Important Notices and Additional Information
In connection with the proposed transaction, Splitco has filed a registration statement on Form S-4/S-1 containing a prospectus and Olin has filed a proxy statement on Schedule 14A and a registration statement on Form S-4 containing a prospectus with the SEC. INVESTORS AND SECURITY HOLDERS ARE ADVISED TO READ THE REGISTRATION STATEMENTS/PROSPECTUSES AND PROXY STATEMENT AND ANY FURTHER AMENDMENTS WHEN THEY BECOME AVAILABLE AS WELL AS ANY OTHER RELEVANT DOCUMENTS WHEN THEY BECOME AVAILABLE, BECAUSE THEY CONTAIN IMPORTANT INFORMATION ABOUT THE PARTIES AND THE PROPOSED TRANSACTION. Investors and security holders may obtain a free copy of the prospectuses and proxy statement (when available) and other documents filed by TDCC, Splitco and Olin with the SEC at the SEC's web site at http://www.sec.gov. Free copies of these documents and any further amendments, once available, and each of the companies’ other filings with the SEC may also be obtained from the respective companies by directing a written request to Olin at 190 Carondelet Plaza, Clayton, MO 63105. Attention: Investor Relations or TDCC or Splitco at The Dow Chemical Company, 2030 Dow Center, Midland, Michigan 48674, Attention: Investor Relations.
This communication is not a solicitation of a proxy from any investor or security holder.

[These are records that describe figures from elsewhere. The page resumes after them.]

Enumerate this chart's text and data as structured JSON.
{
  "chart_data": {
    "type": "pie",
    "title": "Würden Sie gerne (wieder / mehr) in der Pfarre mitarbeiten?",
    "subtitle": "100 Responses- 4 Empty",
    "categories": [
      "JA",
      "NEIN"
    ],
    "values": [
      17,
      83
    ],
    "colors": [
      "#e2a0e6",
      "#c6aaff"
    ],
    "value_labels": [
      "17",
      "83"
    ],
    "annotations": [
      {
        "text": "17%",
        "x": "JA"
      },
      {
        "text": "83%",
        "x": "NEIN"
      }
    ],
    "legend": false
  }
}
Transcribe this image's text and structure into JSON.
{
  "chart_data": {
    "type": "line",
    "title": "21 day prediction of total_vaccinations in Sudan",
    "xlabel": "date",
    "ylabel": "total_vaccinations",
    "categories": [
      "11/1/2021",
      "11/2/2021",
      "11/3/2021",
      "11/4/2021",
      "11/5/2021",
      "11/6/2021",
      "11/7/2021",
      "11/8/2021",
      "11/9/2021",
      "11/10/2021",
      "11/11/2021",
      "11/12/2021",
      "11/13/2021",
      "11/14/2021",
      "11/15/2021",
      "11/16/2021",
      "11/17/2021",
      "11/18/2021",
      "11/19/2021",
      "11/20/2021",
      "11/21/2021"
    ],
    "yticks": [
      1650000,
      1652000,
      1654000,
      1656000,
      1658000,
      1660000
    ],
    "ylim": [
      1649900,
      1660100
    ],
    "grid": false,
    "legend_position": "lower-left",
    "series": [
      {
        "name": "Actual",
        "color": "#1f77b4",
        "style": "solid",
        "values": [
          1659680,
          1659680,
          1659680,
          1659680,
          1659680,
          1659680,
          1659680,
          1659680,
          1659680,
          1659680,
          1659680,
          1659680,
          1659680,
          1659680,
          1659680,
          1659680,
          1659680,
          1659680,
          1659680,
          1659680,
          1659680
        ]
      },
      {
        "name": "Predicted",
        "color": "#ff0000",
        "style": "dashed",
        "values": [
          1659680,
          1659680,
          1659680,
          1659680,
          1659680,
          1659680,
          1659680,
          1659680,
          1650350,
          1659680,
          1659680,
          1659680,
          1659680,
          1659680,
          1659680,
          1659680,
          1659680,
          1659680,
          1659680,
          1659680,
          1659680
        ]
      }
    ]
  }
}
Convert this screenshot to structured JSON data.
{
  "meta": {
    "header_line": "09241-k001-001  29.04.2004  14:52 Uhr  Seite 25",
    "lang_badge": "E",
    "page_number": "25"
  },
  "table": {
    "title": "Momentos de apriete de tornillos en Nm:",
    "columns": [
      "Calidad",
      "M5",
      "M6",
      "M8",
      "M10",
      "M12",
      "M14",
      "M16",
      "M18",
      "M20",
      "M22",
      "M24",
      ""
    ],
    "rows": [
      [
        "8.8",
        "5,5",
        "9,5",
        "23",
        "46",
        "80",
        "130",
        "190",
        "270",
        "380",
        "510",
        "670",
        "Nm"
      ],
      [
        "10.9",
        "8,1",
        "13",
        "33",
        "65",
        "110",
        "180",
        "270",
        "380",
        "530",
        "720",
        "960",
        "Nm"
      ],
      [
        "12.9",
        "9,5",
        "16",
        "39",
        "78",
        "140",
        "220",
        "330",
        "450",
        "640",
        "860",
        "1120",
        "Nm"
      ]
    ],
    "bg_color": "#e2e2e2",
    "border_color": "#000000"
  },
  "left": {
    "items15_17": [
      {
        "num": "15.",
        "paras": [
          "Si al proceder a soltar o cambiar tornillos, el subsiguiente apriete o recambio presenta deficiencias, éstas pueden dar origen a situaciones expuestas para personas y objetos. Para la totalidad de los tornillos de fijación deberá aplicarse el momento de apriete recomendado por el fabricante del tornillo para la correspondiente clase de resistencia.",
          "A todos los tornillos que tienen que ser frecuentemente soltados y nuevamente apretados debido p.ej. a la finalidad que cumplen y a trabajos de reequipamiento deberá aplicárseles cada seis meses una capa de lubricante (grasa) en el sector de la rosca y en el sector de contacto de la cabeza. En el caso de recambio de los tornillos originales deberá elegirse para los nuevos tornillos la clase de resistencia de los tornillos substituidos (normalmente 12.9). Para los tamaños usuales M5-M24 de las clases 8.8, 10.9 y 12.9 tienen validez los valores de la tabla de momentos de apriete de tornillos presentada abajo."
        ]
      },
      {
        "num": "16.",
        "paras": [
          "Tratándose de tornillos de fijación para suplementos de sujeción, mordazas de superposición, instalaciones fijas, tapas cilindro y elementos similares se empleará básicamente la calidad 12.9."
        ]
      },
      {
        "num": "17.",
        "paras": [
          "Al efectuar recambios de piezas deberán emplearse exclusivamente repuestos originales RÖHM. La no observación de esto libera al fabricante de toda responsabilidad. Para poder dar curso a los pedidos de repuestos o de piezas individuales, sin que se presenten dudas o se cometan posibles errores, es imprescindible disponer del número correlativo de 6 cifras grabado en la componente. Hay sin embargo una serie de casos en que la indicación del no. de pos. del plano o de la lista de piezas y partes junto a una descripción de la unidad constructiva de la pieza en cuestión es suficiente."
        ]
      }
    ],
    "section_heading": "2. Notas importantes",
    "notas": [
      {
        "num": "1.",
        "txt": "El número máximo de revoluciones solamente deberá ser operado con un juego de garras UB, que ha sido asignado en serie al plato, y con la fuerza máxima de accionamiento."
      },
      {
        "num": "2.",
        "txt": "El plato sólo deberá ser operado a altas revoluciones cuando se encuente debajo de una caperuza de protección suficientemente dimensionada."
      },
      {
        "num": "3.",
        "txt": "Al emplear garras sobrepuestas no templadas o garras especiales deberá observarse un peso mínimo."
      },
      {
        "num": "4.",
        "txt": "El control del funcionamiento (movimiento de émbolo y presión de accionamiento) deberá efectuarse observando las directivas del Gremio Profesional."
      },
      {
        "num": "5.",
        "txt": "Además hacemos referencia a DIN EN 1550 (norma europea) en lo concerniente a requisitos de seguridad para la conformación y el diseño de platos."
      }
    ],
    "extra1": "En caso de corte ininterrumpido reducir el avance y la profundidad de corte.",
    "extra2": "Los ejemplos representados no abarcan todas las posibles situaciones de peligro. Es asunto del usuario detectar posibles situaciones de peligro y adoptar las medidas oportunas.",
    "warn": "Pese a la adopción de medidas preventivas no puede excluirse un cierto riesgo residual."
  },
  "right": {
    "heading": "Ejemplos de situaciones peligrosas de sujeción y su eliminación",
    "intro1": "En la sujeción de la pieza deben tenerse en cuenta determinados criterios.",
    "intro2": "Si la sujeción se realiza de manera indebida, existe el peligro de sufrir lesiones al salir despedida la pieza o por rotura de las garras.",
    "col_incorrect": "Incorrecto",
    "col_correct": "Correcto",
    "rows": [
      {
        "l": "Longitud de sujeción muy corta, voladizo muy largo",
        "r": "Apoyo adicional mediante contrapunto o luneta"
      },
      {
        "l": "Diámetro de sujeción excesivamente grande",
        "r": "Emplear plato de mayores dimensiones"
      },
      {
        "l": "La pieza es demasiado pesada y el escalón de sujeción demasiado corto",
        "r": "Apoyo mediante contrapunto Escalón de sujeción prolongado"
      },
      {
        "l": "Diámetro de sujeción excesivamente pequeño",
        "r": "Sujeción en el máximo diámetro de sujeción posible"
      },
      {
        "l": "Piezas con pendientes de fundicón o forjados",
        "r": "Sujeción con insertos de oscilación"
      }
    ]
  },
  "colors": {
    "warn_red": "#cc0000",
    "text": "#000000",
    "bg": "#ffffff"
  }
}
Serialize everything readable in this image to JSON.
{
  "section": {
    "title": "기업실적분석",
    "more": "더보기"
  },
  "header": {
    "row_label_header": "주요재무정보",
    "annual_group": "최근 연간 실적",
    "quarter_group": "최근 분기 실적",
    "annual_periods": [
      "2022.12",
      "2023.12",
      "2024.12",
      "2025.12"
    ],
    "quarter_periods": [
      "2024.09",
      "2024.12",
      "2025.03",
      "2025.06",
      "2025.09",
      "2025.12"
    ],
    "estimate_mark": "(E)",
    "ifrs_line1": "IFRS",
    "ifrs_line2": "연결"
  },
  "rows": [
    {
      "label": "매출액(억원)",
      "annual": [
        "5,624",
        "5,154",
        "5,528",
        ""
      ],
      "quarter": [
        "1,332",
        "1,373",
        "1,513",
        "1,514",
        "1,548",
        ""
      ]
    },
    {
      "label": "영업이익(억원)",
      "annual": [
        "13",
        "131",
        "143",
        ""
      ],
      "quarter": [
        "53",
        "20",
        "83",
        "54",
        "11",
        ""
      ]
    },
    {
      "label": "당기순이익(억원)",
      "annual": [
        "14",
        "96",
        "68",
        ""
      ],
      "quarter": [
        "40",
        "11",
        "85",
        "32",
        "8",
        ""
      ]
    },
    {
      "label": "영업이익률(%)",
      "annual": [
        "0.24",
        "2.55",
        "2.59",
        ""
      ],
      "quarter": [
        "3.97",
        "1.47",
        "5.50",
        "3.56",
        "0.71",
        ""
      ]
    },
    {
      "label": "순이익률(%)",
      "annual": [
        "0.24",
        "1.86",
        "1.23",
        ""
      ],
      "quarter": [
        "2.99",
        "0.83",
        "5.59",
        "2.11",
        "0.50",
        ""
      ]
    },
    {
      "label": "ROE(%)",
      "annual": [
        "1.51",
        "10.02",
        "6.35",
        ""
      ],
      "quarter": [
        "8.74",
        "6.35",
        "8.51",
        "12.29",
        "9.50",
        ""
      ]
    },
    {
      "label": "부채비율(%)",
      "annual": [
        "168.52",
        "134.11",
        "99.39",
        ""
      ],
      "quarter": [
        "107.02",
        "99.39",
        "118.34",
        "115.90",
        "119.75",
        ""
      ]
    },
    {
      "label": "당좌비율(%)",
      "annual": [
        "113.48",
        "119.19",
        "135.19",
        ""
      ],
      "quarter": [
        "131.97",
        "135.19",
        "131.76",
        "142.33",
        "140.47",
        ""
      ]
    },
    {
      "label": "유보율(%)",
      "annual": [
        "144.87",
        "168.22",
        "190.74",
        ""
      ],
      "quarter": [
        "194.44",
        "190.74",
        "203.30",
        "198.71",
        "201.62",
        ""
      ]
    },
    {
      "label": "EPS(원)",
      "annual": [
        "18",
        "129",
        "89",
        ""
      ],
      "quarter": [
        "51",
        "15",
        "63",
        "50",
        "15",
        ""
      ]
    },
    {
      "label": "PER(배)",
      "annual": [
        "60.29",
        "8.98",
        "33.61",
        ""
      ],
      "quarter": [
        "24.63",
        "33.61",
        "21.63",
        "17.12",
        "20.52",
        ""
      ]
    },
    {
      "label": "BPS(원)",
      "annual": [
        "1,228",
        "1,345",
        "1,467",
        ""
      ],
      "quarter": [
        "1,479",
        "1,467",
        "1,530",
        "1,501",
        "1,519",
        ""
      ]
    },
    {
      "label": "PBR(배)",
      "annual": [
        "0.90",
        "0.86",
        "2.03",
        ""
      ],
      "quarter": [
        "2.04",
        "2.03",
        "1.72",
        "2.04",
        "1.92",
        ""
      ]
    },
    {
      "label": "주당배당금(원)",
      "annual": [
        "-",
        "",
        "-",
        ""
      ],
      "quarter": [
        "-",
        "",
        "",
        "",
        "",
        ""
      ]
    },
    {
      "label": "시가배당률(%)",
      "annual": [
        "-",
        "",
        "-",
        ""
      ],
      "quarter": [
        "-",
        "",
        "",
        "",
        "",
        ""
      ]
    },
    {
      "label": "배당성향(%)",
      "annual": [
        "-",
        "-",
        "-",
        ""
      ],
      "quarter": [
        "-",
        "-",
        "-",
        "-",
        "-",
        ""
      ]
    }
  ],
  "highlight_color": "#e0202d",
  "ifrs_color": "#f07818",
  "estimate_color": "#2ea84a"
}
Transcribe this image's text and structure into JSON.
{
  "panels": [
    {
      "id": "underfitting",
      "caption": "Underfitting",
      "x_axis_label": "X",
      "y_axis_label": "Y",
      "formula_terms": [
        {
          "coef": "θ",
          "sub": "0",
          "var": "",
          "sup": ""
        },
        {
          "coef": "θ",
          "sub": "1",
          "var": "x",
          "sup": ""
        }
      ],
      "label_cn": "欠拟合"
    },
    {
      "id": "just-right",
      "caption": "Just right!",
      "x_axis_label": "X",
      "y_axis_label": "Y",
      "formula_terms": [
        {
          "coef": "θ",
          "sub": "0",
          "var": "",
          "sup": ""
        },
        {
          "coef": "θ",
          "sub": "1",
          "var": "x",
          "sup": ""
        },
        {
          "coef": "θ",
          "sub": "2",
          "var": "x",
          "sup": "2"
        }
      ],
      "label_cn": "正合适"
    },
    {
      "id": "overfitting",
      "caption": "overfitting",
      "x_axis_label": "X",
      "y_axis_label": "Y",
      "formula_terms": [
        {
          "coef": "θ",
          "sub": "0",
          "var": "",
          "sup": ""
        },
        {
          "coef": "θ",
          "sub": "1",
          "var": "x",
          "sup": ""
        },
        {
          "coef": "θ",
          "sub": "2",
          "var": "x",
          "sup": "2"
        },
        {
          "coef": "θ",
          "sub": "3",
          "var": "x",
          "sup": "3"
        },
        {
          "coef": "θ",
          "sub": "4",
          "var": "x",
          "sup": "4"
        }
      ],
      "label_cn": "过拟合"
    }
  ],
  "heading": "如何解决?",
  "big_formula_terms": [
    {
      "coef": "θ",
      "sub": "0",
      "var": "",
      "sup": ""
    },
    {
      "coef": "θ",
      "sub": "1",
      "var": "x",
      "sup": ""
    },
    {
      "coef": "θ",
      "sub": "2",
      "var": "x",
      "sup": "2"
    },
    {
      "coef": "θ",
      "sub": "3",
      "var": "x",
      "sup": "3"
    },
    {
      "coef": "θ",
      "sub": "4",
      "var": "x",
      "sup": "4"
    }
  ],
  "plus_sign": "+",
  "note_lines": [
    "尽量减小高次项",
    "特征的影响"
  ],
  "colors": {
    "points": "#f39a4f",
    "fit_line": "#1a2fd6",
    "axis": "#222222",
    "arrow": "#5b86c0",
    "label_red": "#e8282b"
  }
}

However, Olin, TDCC, and certain of their respective directors, executive officers and other members of management and employees, may be deemed to be participants in the solicitation of proxies from shareholders of Olin in respect of the proposed transaction under the rules of the SEC. Information regarding Olin’s directors and executive officers is available in Olin’s 2014 Annual Report on Form 10-K filed with the SEC on February 25, 2015, and in its definitive proxy statement for its annual meeting of shareholders filed March 4, 2015. Information regarding TDCC’s directors and executive officers is available in TDCC’s Annual Report on Form 10-K filed with the SEC on February 13, 2015, and in its definitive proxy statement for its annual meeting of shareholders, filed March 27, 2015, and a supplement to the proxy statement filed March 31, 2015. These documents can be obtained free of charge from the sources indicated above. Other information regarding the participants in the proxy solicitation and a description of their direct and indirect interests, by security holdings or otherwise, is contained in the registration statements, prospectuses and proxy statement and other relevant materials filed with the SEC.
This communication shall not constitute an offer to sell or the solicitation of an offer to sell or the solicitation of an offer to buy any securities, nor shall there be any sale of securities in any jurisdiction in which such offer, solicitation or sale would be unlawful prior to registration or qualification under the securities laws of any such jurisdiction. No offer of securities shall be made except by means of a prospectus meeting the requirements of Section 10 of the Securities Act of 1933, as amended.